First: in composition (and in many other places as well; the Raymond Williams I so frequently invoke is certainly an example), there exists a genre of the social mobility narrative; the story of the professor from the working-class background. Victor Villanueva and Mike Rose offer perhaps the foremost examples, but there are plenty of others, and in fact one of the things I’m trying to work against is the use of the authenticity of lived experience as the class marker that trumps all others.

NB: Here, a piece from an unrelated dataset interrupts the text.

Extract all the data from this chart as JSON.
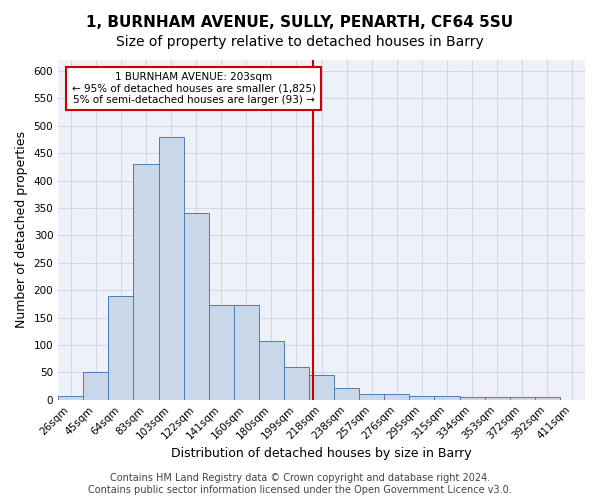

My small insight, though: within the context of composition’s engagement with identity politics (our assumptions that race, gender, age, class, sexual preference, and other markers of identity influence the teaching and learning of writing), the narrative of the academic’s transition from the working class to the professional class is always going to be a narrative of isolation and betrayal, because the academic can no longer claim working-class status. She can’t go home again. Other identity-politics narratives of entrance into the academy are not so bound by definitions: the queer professor is not made un-queer by becoming a professor.

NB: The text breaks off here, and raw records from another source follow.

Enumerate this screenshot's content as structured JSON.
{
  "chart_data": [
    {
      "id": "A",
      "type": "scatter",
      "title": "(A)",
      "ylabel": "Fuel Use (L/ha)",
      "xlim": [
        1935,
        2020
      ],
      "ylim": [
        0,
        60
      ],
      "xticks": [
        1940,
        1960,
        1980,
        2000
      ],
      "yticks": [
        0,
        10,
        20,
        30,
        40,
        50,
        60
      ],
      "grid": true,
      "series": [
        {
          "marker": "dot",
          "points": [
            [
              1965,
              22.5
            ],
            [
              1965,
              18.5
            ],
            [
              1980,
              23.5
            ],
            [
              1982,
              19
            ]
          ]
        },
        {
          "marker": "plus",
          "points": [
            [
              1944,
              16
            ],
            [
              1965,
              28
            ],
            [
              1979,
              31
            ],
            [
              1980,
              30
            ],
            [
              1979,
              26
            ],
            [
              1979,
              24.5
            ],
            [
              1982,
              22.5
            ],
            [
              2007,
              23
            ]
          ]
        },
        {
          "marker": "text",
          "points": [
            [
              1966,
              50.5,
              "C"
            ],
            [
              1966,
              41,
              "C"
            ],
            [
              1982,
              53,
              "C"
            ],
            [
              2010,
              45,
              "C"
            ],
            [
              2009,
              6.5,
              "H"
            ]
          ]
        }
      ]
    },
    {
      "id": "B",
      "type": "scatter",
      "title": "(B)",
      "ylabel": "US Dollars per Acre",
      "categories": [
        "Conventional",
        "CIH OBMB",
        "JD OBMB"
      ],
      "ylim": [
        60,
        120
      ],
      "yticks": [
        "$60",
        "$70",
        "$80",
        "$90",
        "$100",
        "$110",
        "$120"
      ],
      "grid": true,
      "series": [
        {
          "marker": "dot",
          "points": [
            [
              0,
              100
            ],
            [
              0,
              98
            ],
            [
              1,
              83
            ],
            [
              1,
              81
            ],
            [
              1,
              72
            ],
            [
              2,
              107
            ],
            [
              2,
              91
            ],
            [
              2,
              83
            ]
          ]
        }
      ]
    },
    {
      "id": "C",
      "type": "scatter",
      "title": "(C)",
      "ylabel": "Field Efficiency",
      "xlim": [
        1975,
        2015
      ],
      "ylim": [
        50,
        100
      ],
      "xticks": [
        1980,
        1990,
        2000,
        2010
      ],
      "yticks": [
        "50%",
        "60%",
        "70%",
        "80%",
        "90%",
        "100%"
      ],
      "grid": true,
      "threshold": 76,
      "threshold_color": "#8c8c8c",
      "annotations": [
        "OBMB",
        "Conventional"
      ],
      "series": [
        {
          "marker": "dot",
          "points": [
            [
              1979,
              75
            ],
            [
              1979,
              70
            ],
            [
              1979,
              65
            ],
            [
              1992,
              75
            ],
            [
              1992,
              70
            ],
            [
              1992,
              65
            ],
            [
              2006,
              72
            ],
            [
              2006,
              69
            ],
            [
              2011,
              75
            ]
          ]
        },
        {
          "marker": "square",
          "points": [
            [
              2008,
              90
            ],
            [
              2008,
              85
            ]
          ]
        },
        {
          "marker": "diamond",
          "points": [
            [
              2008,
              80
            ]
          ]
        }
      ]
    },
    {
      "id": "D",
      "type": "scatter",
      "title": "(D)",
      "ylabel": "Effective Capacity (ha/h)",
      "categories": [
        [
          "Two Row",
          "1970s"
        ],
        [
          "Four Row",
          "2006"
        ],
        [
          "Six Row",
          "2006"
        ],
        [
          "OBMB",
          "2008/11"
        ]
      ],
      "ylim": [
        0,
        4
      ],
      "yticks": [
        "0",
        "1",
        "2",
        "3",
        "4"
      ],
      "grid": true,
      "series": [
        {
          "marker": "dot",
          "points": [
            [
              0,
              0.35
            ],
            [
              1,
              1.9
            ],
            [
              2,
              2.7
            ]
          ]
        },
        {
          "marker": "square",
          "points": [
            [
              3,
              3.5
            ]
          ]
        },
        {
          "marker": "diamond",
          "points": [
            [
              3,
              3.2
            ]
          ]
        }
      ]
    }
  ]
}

Second: Charlie observed that the view of technology in composition’s subfield of computers and composition has changed from an understanding of technology-as-efficiency to an understanding of technology-as-equalizer. Early theorists in computers and composition believed that word processing would make writing easier, that computers would help students to write better papers in less time. The enthusiasm for this view waned, and writing teachers began to focus more of their hopes on technology as furthering egalitarian ends, on computers as the tool that might help to remedy social inequalities in the classroom. We’ve moved from asking “How can computers make writing more efficient?” to asking “How can computers make writing more egalitarian?” In this same conversation, Charlie also again suggested that I need to consider whether I’m going to use my dissertation to ask, “How does class affect what students do in the wired writing classroom?” or to ask, “What do compositionists say about how class affects what students do in the wired writing classroom?” In other words, am I doing a literature study or classroom research? A possible answer: I think both efficiency and equity are concerns associated with class; the former with the relationships of production, and the latter with relationships of privilege. And yet nobody in computers and composition ever talks about class. My research question, then, might be: how does the specter of class mobility hide behind and/or inform the discourse of computers and composition? How and why are people in the field avoiding explicit discussions of the very real ways in which concerns of class intersect with our ideals of efficiency and equality?